Today I’m writing about the process of a project I’ve been working on for a while, specifically a screen print. I don’t think it’s a completed project, but there’s something there. I’m putting it away for the time being. I’ll let it simmer in the back of my head and see if any lightbulbs go off.
I had the idea for this print in fall of last year. The idea was inspired by a print that’s been hanging in my bedroom(s) for maybe 8 years now — this “Avenge Me Blockhead!” print by the Little Friends of Printmaking. I didn’t know it when I bought it online, but there’s tons of underprinting that make it really interesting — there’s bones in the grave, and Charlie Brown has a skull, and the plane has a skull, and the Snoopy ghost is holding a knife. I think I glanced at the print on an angle one day, and my mind was blown by what I saw. It was like finding a pirate’s treasure, and it stuck with me.
So I wanted to play around with some anatomy-type underprinting (I like drawing skulls and skeletons anyway), and I had the idea of a prancing dog where you can see “inside” to his gold heart. The process began with sketches — and obviously the dog is based off of my dog Miguel. I researched greyhound skeletons on the internet — excuse me, greyhound skeletal structures. Googling “greyhound skeleton” brought up too much sadness (thanks, greyhound racing).
ANYWAY. Sketches. I tried different angles of the head, trying to accommodate the beard.

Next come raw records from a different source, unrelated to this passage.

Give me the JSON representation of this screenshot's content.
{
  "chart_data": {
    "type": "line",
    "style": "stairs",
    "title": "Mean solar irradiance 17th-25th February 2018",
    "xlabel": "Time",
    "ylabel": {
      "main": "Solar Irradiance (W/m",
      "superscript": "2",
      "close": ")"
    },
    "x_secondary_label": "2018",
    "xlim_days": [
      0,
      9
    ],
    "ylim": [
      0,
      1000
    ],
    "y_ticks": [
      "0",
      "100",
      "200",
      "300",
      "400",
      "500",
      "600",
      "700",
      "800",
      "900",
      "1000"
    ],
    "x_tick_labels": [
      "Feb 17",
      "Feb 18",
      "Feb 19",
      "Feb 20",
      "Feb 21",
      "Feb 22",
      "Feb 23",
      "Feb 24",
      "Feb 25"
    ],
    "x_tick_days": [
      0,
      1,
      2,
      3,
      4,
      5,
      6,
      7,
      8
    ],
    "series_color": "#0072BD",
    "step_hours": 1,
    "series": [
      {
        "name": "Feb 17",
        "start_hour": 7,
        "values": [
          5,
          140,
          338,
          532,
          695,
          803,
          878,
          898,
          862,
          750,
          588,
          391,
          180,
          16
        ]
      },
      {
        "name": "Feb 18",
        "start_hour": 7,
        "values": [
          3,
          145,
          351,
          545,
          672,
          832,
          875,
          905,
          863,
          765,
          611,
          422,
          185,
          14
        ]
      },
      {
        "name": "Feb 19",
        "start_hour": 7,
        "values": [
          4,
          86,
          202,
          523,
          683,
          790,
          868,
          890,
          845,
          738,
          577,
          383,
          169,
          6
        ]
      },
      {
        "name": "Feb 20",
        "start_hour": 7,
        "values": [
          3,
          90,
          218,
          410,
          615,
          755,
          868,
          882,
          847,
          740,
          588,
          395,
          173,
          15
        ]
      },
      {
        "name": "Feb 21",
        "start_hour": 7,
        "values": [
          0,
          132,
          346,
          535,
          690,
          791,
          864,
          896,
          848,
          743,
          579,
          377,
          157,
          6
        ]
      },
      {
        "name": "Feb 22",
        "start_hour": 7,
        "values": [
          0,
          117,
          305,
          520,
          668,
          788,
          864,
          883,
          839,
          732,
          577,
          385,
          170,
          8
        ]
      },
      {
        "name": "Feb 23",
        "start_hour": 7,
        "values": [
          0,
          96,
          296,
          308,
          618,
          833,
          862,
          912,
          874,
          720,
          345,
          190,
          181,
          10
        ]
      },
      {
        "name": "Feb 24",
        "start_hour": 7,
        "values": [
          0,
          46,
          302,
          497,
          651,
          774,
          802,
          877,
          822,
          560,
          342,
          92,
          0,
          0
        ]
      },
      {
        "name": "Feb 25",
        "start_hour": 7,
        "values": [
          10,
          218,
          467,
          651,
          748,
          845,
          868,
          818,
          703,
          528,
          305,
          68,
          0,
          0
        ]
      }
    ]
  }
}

Once I had some sketches I was happy with, I scanned them and worked with them in Photoshop, turning the lines into shapes and using my tablet when needed. I used a combination of transparency and the multiply effect to try to simulate what I would get in the layers of printing. Once I was done in Photoshop, I had something like this, which is four layers — hearts, skeleton, under-hair, and over-hair/skin:
I knew this art was still kind of rough, but its main goal was to give me something to test the general idea with. It fit on 8.5 x 11 sheets, so I just started printing it on random paper and pieces of vellum I had. The hearts and skeleton layers were printed opaque, while the two hair layers had some transparent base mixed into the ink. Here are some of the results of the tests:
So I thought the tests were interesting and the idea worth pursuing. I didn’t like the scribbly line beard and I wasn’t totally sure about the hair underlayer (I’m still not, actually). I reworked the art, this time for 12.5 x 19 sheets — I knew from the beginning I wanted it to be this size. I played with some halftones, different lines — I really tried a lot of things. This is what I ended up with for the second round of tests:
I decided from the first round of tests I’d pursue a bright color palette. I’d gotten some fluorescent pigments and mixed some fun colors. I liked where this round of tests was going, but I still wasn’t sure about the beard, or the under-hair layer. I did like the colors on the white paper (French’s Whip Cream) and nixed the idea of colored paper. I modified the art some more, and here is where it’s at for now:
While it doesn’t feel finished, like a finished piece, I do like what’s happening with all of the layers, which was what the whole idea was based around. I am sort of missing the under-hair layer in these, and I think if it’s the right color, it won’t be too distracting, which was my fear previously. I love the colors.
I also had some issues printing this run, even though previous test runs had no problems. The first three colors went down just fine, but the last blue layer gave me some trouble. One issue I think was that I didn’t have enough adhesive on the table to keep the paper down, and there was a lot of ink in this layer. Another issue was that possibly the ink was too thin, or the screen needed a little cardboard lift under it, because I got a ghost of the image in certain areas, even if I wiped the screen down with each print. It’s a mystery. I’ll have to ask around about that.
So I think for now I will set these aside and see what happens. I’ve been feeling lately like delving into a longer-term project of some kind, instead of the one-offs I’ve been working on in the last few months. I’ve been craving cohesiveness and direction, I suppose — something to channel the energy and ideas I’ve had lately and to work more confidently within. It’s a process.